Sartomer’s N3xtDimension liquid resins, part of Arkema’s newly launched 3D Printing Solutions by Arkema platform, in combination with structural fibers ranging from carbon and glass fiber to Dyneema and aramids, proved an ideal match, and the companies are now working to develop a library of UV-curable resins meeting a range of mechanical property requirements.
In addition to the resins’ mechanical properties, eliminating the need for heat cure on the final parts enables two of CF3D’s most innovative features: fast print speeds
Further, CF3D “is a very stable machine ... and prints significantly faster than traditional thermoplastic machines,” Alvarado says. These speeds are made possible by the elimination of problems such as managing temperature gradients within the laminate and warpage (due to the use of thermosets over thermoplastics), and that the system isn’t limited by a heating process (due to its use of UV light cure).
Continuous Composites’ CF3D process prints ultra-high-molecular-weight polyethylene in a twisted figure 8 geometry.
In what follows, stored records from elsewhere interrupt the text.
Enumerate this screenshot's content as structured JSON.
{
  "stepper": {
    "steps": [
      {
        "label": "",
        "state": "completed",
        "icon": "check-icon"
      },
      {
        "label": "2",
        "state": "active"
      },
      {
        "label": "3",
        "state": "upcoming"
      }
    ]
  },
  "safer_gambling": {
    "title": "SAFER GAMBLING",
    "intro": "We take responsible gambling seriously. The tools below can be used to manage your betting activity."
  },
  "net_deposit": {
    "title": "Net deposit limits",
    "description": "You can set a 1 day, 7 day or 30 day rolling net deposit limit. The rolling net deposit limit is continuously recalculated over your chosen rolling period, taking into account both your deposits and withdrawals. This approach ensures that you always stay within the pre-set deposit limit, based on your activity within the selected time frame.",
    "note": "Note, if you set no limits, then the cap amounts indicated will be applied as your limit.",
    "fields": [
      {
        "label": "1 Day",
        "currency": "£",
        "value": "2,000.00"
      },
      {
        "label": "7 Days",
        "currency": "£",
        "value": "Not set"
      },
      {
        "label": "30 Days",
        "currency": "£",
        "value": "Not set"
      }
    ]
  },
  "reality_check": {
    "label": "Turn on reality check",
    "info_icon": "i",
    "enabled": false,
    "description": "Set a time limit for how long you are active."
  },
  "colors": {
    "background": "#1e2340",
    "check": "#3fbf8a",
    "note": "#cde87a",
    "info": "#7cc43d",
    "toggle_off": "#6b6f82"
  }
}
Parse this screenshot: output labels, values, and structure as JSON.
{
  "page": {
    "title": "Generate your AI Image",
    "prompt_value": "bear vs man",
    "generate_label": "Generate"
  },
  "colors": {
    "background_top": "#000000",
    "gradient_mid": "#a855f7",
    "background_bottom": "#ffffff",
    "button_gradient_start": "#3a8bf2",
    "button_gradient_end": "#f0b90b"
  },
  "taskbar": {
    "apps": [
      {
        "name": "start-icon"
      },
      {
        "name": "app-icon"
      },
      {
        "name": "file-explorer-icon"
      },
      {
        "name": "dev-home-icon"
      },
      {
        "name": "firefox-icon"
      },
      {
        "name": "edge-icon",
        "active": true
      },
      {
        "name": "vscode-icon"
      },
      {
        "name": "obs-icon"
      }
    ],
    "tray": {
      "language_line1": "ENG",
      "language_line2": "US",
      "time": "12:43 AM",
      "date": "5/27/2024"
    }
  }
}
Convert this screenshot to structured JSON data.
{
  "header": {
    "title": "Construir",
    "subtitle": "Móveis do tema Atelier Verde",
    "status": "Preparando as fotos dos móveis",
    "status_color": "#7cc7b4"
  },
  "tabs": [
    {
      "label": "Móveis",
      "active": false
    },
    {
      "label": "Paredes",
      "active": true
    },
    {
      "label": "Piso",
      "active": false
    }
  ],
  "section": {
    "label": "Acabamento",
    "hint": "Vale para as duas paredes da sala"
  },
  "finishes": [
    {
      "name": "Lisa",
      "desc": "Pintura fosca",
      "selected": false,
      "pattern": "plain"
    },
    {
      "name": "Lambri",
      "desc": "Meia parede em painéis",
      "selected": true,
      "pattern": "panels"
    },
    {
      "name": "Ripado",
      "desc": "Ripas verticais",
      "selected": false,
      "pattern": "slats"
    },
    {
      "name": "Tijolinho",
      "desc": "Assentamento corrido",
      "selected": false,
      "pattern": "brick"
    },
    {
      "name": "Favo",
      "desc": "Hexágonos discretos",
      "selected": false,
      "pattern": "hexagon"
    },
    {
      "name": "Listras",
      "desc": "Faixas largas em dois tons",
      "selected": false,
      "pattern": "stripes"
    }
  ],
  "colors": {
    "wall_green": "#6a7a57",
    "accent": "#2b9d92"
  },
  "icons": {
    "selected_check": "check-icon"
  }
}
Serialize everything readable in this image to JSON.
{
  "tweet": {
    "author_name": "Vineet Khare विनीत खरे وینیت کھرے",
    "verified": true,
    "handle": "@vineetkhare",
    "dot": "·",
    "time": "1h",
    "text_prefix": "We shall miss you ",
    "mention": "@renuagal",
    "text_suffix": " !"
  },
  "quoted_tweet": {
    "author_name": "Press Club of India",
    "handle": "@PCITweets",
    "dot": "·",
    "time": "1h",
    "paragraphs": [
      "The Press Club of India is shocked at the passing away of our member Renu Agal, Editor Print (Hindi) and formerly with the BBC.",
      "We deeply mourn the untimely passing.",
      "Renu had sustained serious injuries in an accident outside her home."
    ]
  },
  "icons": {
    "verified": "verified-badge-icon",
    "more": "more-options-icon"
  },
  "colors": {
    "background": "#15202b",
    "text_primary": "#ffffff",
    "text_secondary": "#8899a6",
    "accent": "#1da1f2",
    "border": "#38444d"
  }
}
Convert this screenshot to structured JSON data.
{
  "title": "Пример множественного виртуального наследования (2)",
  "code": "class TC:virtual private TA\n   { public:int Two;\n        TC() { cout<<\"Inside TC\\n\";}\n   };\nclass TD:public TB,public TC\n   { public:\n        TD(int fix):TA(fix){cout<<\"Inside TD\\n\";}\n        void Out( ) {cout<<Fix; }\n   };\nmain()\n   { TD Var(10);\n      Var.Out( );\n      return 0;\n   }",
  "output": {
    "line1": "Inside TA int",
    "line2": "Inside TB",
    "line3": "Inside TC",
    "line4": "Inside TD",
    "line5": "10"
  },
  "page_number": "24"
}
Photo Credit: Continuous Composites
There are two variables to print speed, he adds: material cure and print accuracy. “The problem is not the resins; they cure in time. The machine is the bottleneck,” he says, noting that robots as a motion platform were originally designed for repeated, point A to point B pick-and-place movement but not necessarily for the accuracy involved in 3D printing. “Our team has actually developed our own integration of a CNC controller as the underlying motion platform control for our 3D printing system, so that we can move through points accurately and repeatedly, which allows us to drastically increase the speed at which we’re printing right now,” he says. Using the CNC controller, over the next year, Continuous Composites plans to increase the system’s print speed up to three times.
As with any innovation, though, there have been challenges associated with transferring Sartomer’s UV-curable resin technology to higher-performance and structural applications, according to Sartomer’s Klang. For example, one area of focus has been increasing temperature resistance. “We’re at close to 230°C,” he notes, “which really gets us in some very interesting new types of applications.”
Arkema’s Jain adds: “With this partnership, we are working from the bottom up, to change the way that composites are manufactured. This is not trivial. We’ve been working together for four years already, and we’re just getting started.”